Isom: I think the growth is a story. You know, there’s certainly a lot of growth and a lot of things happening in the future here that are going to push that continued growth and create opportunities.

We want to keep people from having to go to Salt Lake or go to Boise. We want to keep them local. People want to shop here. They want to stay here. They just need to have a place to do it.

EIBJ: Ball Ventures focuses on anchored shopping centers. What does that mean?

Isom: Anchored centers typically have one or more large stores and their primary role is driving traffic. A lot of the smaller stores rely on the traffic that comes in to the grocery store or to the clothing store or the sporting goods store.

So a successful shopping center usually has both — it has the anchors there that really drive the people and bring them in and get them out of their cars, with the idea that while they’re there they’ll go to the smaller stores or the restaurants.

So that’s why we try to focus on anchor centers as opposed to un-anchored centers, which could be just small shops on their own.

EIBJ: Can you give some examples of anchored shopping centers you have around town?

Isom: The best example is Sand Creek Commons.

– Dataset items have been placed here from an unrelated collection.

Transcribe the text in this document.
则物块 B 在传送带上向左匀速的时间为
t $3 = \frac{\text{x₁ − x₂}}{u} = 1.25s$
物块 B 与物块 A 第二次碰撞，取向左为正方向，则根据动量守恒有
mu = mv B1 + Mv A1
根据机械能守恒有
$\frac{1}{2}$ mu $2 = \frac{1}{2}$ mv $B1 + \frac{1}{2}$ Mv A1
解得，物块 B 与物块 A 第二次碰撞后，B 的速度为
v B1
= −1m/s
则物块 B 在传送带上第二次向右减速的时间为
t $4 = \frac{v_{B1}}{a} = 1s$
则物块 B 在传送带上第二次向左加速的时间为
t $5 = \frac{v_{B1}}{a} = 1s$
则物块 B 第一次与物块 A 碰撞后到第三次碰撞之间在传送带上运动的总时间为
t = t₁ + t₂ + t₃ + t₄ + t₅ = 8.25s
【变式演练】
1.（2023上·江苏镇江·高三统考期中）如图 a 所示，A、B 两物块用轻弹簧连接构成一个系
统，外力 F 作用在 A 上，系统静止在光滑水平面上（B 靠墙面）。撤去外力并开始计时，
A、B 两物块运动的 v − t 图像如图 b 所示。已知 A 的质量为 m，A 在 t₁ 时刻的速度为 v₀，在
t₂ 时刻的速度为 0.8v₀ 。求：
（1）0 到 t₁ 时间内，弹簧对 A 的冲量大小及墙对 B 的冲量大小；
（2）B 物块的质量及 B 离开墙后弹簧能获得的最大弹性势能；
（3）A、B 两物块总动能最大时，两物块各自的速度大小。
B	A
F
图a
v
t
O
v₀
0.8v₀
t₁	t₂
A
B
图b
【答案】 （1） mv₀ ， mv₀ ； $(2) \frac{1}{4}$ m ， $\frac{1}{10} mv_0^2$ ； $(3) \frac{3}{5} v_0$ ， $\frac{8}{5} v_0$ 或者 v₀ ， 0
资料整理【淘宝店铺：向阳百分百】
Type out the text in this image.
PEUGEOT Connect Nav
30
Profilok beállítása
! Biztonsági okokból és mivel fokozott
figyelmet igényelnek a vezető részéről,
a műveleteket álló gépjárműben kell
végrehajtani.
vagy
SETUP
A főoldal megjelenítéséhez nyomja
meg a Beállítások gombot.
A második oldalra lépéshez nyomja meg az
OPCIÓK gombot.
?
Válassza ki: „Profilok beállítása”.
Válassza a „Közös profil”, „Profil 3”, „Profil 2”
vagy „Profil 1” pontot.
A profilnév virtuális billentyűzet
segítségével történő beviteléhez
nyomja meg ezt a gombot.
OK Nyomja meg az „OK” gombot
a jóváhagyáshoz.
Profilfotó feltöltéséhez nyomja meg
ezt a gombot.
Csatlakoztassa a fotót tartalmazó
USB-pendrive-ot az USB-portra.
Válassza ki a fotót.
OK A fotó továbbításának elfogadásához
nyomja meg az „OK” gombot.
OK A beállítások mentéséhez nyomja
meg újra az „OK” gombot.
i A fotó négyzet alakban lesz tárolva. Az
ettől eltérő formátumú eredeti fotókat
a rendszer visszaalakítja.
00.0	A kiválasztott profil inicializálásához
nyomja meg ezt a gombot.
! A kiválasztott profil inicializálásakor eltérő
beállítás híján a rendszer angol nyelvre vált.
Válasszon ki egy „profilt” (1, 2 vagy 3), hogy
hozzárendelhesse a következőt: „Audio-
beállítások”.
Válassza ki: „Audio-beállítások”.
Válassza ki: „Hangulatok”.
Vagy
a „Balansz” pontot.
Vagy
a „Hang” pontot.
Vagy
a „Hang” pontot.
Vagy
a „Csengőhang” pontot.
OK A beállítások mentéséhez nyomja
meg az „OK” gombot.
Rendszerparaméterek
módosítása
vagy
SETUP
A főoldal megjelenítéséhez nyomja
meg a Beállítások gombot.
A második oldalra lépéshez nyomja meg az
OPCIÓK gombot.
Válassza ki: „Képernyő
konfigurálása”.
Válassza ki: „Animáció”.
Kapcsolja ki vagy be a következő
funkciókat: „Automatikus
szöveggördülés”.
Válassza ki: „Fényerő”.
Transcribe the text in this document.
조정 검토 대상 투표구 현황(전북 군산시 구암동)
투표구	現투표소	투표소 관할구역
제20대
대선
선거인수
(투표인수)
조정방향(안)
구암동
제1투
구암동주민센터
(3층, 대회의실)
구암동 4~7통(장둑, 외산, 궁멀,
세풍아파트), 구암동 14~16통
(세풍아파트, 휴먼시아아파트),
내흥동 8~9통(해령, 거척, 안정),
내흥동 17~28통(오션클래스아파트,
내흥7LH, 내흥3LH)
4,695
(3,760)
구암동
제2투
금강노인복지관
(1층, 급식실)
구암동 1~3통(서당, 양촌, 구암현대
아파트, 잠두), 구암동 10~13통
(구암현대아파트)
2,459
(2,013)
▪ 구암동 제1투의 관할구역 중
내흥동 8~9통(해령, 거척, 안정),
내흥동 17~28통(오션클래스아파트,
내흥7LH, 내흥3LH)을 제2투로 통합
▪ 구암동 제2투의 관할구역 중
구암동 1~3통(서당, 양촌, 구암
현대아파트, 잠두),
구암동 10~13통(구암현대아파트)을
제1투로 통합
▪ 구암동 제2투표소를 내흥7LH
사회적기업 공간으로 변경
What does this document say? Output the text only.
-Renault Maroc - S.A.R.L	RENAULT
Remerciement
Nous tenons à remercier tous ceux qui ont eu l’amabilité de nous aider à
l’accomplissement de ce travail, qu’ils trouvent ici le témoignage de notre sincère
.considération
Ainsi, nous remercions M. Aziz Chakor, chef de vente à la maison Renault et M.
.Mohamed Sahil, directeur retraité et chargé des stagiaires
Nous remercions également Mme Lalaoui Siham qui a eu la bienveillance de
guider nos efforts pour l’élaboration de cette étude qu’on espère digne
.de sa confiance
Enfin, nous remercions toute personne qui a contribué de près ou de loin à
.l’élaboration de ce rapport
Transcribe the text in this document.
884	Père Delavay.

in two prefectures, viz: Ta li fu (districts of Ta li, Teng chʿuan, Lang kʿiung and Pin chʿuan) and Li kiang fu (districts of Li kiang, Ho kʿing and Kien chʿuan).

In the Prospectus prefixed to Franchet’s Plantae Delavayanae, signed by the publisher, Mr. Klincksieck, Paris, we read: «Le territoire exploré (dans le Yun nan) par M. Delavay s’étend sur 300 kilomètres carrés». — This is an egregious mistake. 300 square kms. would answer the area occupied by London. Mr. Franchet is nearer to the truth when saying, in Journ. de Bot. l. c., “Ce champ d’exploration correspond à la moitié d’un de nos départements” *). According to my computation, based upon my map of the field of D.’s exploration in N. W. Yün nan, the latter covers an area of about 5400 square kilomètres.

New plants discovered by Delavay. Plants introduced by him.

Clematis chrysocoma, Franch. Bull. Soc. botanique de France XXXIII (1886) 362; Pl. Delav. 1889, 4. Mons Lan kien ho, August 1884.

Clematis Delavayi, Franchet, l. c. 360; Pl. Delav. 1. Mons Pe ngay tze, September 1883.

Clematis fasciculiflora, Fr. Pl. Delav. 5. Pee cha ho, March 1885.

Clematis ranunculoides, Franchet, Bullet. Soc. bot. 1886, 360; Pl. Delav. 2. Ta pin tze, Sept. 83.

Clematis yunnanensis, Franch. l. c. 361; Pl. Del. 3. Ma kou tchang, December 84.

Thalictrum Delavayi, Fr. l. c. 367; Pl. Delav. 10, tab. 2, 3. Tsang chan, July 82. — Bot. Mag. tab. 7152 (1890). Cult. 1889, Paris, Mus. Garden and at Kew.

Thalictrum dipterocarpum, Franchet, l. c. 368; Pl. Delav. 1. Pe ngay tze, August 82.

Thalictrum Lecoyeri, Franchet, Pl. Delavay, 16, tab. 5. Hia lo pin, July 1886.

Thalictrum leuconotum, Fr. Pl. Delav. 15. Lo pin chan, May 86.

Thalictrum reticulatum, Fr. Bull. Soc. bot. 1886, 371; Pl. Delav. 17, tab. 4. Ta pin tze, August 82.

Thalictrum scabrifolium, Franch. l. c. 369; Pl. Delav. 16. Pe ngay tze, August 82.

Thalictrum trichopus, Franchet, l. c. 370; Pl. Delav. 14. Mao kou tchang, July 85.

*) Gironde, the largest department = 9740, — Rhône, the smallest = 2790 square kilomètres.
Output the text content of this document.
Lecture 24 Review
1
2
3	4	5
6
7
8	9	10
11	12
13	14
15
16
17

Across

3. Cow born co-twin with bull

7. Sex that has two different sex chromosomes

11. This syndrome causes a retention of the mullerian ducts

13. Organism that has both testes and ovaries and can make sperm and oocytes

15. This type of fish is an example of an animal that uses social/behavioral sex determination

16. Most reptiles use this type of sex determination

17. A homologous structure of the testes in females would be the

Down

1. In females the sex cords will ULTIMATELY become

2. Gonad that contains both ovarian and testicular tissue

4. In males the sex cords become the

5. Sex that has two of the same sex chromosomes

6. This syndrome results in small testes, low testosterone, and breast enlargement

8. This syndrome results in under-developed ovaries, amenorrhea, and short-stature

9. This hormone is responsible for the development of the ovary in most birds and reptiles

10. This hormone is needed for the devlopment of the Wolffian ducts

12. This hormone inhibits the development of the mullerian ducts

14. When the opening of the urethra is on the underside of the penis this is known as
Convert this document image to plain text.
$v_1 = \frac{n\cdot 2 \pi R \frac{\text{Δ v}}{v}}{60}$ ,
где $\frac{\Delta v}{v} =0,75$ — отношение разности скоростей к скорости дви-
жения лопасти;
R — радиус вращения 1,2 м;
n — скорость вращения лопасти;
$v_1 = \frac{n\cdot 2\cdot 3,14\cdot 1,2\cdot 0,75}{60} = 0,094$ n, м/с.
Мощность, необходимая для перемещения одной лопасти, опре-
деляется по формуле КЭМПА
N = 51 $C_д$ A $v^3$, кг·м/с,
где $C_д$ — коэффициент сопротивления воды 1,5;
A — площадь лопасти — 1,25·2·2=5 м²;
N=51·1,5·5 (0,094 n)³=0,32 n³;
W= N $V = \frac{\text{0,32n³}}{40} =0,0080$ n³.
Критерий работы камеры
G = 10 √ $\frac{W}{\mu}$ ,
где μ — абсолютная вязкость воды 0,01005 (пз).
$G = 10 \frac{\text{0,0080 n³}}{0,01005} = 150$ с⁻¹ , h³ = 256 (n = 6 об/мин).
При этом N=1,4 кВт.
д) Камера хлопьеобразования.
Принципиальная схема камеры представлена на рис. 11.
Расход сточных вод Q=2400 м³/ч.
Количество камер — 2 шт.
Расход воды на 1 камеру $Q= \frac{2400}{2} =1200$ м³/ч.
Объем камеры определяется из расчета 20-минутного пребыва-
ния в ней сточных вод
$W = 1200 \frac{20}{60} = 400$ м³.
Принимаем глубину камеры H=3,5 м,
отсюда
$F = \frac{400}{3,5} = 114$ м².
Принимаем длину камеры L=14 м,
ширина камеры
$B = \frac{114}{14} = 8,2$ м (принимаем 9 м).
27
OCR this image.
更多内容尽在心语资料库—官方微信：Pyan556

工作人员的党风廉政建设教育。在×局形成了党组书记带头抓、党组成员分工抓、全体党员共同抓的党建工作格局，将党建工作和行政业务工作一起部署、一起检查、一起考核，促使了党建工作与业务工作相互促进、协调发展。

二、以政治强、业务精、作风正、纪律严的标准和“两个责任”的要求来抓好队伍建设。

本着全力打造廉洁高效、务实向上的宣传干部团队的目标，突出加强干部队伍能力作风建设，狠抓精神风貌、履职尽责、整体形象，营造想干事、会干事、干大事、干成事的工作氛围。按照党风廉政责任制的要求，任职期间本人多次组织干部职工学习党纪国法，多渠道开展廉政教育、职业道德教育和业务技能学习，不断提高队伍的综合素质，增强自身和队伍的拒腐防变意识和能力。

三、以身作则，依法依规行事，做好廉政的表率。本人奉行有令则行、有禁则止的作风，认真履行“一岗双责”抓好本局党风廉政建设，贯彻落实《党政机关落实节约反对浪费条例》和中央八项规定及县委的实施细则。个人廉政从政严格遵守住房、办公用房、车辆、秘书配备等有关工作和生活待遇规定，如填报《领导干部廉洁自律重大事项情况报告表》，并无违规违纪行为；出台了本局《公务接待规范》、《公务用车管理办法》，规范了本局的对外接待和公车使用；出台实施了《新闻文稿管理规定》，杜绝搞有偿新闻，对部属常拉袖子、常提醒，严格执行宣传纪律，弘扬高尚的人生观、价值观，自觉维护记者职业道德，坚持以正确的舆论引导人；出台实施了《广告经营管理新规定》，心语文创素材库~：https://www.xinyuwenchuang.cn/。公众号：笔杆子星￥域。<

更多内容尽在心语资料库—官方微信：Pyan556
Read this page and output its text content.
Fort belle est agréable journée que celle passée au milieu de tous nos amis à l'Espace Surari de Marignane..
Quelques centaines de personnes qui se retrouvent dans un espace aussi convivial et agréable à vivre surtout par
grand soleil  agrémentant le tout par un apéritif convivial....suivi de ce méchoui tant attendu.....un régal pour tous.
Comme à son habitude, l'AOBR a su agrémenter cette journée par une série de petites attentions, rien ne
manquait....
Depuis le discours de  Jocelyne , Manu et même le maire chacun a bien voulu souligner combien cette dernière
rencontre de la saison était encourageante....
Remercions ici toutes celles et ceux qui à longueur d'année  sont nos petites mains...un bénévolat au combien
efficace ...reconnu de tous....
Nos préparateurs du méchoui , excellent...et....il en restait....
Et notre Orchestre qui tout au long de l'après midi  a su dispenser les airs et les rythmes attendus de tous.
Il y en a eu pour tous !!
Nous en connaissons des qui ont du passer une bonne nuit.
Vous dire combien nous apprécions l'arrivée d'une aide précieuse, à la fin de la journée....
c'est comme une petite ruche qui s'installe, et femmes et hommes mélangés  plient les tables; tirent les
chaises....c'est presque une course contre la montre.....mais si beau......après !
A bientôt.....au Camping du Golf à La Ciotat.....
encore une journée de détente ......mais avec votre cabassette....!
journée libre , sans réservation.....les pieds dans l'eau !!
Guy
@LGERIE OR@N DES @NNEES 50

You’ve got Cabela’s and Hobby Lobby and Broulim’s grocery store as the anchors and then scattered around that the small shops and then the restaurants kind of out on the edge. That’s kind of a typical neighborhood shopping center that we like.

We really like the grocery anchor because it provides, obviously, basic goods and services that people need every day. And, again, in retail it’s all about traffic. It’s about having people live close to the tenants, close to the businesses and having easy access to it. You want people to drive by every day and see it and remember that they needed something and go in and shop.

Ball Ventures recently donated 22 acres of land to the city’s Auditorium District. It’s the land that will hold the long-awaited Idaho Falls Event Center.

EIBJ: Why do we need an events center?

Isom: Our role with that Event Center basically is twofold. One, Ball Ventures has donated the land for it. That’s a commitment that we made back in 2009. We just made good on that.

There’s a board, an Auditorium District board, that’s charged with taking care of those funds and making that happen. So we’re not officially involved with that at all. Other than the role of, obviously, donating the land and then working with them on coordinating the site around the other stuff that we’re doing.

But, I think it’s safe to say as far as community members and as a business in the community, we certainly support it.

Liddiard: I would echo that and say 110 percent we support it. Again, you can see the common vision of giving back. Twenty-two acres of really some prime real estate in Snake River Landing but that’s evidence showing that we support the need.

We support the use. We think it would be great for the community. But, at the end of the day, the community needs to come together and decide on that use and make some decisions regarding it going forward.

Isom told the Post Register four years ago that Snake River Landing is meant to be a place where Idaho Falls residents can do anything.

EIBJ: Do you think it has lived up to that?

Isom: We’ve talked before about providing a place for people to do everything. And we’d call that live, work, shop, play. If you look at each of those areas, we’ve done that, I think we’ve done a really good job on that.

Obviously, you can live, you can work. There’s retail. There’s Bill’s Bike Shop and the restaurants, Kool Beanz and Love at First Bite. We see that continuing to grow in the future.

But then, a big part of that is play. We want this to have a sense of community. We want people to be able to live here and feel like they can do everything here without having to necessarily get in their car and drive. When you look at the different events that we have here throughout the year — 20, 21 events, from fun runs to the fireworks on the Fourth of July. That all plays into the whole of what Snake River Landing is and the experience that it provides for people. It’s pretty unique in a market this size to have that.

So with that, everything else that’s going on in town. We think the future’s bright. We’re excited for the things that are coming and excited to keep building and keep growing.